Dear all, we are trying to set up collaborative ex...
# questions
j
Dear all, we are trying to set up collaborative experiment tracking in Azure Blob Storage according to Experiment tracking in Kedro-Viz. We have abfs working for our datasets in our data catalogue. However, when we use the same abfs path for SESSION_STORE_ARGS, we get the error attached. We are wondering if anybody has a working setup for collaborative experiment tracking in Azure and could kindly give some insights? Thank you so much! PS: We have set the credentials both as credentials.yml and as environment variables as outlined here without success: Publish and share on Azure — kedro-viz 10.0.0 documentation
👀 1
n
@Ravi Kumar Pilla cc
j
PPS: Here is a screenshot of our credentials.yml
r
Hi Johann, Thank you for using experiment tracking on viz. The doc link you shared is for hosting static Kedro Viz instance on Azure. Could you see if you have the setup mentioned here - https://docs.kedro.org/projects/kedro-viz/en/stable/experiment_tracking.html#collaborative-experiment-tracking ? Thank you
j
Hi Ravi, the URL you posted is the same I also posted originally. This is exactly our setup, just that we try to use Azure instead of AWS, everything else identical.
r
okay, can you please let me know the kedro viz version you are using ?
j
kedro-viz 9.2.0
👍 1
python 3.12.*
actually we get the error when we execute
kedro run
👍 1
so when we execute
kedro run
, we get the error shown in the screenshots. it is somehow necessary to first run a proper experiment with the initialization of the session store sqlite database on the azure blob storage. but we implement the tutorial given for kedro-viz experiment tracking: https://docs.kedro.org/projects/kedro-viz/en/stable/experiment_tracking.html#collaborative-experiment-tracking
r
Thanks for the information Johann. We haven't tried Experiment tracking on Azure blob storage before. @Rashida Kanchwala do you remember trying on Azure before ?
👍 1
j
we would also be willing to implement a bugfix and make a PR for this if anybody can give us a sketch of how to implement this.
👍🏼 1
👍 1
afk now, back tomorrow morning CET 😉. thanks!
n
I'd suggest try to initialise connection with SQLiteSessionStore directly.
r
Collaborative experiment tracking uses fsspec, so ideally it should work with Azure. during dev time; we only tested it with AWS.
👍 1
j
yeah, but for azure kedro doesn't understand from where or how to take the credentials.
see screenshots
n
Copy code
class SQLiteStore(BaseSessionStore):
    """Stores the session data on the sqlite db."""
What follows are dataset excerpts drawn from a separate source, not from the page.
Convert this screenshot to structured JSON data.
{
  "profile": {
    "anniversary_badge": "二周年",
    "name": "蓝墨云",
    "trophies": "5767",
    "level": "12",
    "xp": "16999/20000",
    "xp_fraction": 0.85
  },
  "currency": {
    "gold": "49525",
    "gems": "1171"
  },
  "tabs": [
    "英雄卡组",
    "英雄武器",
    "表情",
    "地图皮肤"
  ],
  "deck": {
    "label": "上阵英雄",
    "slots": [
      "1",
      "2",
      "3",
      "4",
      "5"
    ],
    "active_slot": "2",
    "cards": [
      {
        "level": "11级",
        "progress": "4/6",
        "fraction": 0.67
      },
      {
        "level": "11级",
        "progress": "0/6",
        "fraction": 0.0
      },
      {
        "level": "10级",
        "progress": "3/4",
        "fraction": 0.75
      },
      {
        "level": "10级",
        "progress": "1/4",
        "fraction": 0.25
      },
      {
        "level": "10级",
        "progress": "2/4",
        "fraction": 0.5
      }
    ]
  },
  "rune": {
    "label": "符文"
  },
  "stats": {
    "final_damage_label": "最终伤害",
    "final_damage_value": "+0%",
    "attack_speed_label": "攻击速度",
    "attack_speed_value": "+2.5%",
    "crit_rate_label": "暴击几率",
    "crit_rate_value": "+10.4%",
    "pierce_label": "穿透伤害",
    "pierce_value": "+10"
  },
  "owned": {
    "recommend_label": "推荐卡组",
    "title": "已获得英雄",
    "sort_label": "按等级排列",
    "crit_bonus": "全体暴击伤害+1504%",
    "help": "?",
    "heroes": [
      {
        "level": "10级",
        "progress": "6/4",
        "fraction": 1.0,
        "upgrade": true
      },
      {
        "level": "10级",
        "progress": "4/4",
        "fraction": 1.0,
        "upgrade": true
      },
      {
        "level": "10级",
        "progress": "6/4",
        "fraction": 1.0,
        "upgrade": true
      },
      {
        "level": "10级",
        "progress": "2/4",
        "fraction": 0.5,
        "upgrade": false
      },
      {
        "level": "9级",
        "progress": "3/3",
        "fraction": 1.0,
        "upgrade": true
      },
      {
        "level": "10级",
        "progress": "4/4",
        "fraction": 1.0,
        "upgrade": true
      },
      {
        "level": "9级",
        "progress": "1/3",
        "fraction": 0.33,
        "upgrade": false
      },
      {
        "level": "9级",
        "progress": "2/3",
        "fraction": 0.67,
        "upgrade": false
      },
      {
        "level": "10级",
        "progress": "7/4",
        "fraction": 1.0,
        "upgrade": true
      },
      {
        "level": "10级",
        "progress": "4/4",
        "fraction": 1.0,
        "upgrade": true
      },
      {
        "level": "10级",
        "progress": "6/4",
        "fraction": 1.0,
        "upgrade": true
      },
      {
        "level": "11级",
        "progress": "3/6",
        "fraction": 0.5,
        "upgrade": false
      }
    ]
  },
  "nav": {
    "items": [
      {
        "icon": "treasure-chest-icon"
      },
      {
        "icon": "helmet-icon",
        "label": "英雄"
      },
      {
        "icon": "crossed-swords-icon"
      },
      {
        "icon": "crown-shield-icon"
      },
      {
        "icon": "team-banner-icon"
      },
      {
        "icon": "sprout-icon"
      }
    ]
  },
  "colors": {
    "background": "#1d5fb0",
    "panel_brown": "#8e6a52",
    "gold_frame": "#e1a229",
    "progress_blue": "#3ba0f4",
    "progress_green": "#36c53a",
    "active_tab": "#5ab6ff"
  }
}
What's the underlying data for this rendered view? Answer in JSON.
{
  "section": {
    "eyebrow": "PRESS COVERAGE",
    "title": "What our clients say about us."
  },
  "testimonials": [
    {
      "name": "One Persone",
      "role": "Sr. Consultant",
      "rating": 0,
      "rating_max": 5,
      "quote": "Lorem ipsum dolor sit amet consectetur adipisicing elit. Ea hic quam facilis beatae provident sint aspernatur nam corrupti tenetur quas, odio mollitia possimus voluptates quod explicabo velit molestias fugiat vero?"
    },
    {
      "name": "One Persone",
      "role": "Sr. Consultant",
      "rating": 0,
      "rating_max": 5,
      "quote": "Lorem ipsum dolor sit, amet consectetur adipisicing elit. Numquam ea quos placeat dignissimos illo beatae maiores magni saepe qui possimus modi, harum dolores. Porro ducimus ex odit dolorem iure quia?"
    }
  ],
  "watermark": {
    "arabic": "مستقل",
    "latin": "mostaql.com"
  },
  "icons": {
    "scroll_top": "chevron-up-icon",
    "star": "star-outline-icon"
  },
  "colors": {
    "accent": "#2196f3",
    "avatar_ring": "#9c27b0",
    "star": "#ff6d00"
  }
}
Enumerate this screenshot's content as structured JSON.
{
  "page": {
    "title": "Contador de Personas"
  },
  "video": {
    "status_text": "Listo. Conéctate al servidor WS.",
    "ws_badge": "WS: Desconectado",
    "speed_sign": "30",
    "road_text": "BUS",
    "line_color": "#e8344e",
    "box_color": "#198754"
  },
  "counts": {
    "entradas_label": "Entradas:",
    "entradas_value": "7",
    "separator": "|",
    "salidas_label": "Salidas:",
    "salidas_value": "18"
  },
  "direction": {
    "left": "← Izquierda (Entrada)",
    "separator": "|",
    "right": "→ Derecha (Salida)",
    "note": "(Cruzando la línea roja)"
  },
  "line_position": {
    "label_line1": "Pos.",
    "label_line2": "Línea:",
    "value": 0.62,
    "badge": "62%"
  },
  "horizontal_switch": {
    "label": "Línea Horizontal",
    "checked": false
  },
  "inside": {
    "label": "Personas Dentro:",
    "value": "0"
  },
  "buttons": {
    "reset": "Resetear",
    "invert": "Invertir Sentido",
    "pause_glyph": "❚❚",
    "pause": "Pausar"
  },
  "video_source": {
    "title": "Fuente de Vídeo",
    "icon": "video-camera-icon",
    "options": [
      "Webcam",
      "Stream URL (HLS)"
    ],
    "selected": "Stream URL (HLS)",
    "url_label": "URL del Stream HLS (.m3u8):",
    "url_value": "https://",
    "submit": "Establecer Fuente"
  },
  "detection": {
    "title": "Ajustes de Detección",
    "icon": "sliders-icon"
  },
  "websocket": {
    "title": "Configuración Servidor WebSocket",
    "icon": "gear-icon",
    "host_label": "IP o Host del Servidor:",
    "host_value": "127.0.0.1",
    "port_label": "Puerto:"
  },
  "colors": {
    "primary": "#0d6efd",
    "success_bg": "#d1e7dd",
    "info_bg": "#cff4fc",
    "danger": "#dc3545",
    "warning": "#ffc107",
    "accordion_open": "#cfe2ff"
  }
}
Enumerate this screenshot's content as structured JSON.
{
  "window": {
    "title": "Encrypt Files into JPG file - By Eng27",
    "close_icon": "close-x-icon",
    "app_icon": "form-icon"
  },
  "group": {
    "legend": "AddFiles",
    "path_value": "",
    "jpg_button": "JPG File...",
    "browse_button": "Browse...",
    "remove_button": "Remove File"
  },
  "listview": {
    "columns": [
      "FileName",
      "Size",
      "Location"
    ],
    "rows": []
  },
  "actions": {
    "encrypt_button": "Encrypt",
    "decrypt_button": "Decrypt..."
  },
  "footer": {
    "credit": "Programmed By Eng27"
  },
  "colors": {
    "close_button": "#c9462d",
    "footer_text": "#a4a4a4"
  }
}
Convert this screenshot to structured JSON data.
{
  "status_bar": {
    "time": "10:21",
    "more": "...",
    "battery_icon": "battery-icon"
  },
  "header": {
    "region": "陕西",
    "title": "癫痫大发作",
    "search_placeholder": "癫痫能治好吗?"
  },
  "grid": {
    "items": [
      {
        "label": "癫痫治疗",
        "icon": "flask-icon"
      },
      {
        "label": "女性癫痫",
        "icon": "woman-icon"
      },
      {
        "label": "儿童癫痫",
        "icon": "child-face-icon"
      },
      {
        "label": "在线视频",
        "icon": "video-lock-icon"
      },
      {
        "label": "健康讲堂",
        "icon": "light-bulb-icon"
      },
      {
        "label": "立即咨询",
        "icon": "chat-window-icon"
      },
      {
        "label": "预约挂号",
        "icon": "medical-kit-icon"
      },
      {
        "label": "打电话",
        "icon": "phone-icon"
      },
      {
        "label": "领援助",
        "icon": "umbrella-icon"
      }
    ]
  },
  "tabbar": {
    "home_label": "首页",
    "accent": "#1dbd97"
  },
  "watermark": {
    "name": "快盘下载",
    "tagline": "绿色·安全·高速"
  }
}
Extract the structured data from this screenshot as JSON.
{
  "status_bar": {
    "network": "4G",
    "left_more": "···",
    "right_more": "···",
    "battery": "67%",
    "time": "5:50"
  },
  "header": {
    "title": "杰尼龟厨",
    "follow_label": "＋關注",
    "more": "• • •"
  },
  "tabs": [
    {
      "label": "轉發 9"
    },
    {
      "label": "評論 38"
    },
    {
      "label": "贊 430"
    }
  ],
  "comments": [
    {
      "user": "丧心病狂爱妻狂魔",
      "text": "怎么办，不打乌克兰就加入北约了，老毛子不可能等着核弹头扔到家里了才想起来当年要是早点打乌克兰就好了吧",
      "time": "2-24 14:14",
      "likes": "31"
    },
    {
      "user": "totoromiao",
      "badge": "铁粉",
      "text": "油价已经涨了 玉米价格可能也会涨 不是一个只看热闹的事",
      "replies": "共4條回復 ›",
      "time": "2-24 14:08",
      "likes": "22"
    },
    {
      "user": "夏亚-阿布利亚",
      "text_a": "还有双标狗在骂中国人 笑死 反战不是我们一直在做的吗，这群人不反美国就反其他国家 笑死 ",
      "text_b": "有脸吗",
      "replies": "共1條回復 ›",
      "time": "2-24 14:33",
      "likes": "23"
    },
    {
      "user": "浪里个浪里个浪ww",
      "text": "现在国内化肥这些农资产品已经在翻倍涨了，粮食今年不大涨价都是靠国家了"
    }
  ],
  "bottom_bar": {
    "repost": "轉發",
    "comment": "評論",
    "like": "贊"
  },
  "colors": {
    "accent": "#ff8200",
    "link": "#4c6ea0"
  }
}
    def __init__(self, *args, remote_path: Optional[str] = None, **kwargs):
It should support
abfs
as Rashida suggested. It would be easier to test with the class directly without involving all the Kedro stuff
r
One limitation with collaborative experiment tracking, credentials must be stored as environment variables, set through an
export
command.
r
I think they set the below credentials -
Copy code
export AZURE_STORAGE_TENANT_ID="your-app-tenant-id"
export AZURE_STORAGE_CLIENT_ID="your-app-client-id"
export AZURE_STORAGE_CLIENT_SECRET="your-app-client-secret-value"
We might need to test this and include in the docs on what the credentials should be.
j
What Ravi says is correct. We do set the environment variables correctly.
@Nok Lam Chan We are setting the SQLiteStore as session storage in settings.py according to the Kedro documentation. There, we are not instantiating the class. Since you are describing exactly this, where, i.e. which script, and how would we do it? And would that solve the problem for others anyway?
@Ravi Kumar Pilla Could you kindly look at the screenshots attached and read the error message? I am confident that our environment variables are set correctly. I think it is an actual Kedro bug. If you confirm this, I would create a ticket, and we could discuss a technical solution there.
r
I want to understand if the problem is at our end or fsspec as it might be the latter. Do u also save the datasets in your DataCatalog to Azure blob storage - does that work fine ?
j
@Rashida Kanchwala yes, saving all our datasets to azure blob storage works. here is one example of a dataset defined in our data catalog, which we find also stored on azure blob as csv file:
Copy code
example:
  type: pandas.CSVDataset
  filepath: <abfs://lab-bdschad/data/stuff/example.csv>
  versioned: true
  credentials: azure_blob_storage
somehow i think that the provided azure credentials do not match with abfs. abfs requires a connection string or a key rather than a service principal. that would be my gut feeling at least. what do you think?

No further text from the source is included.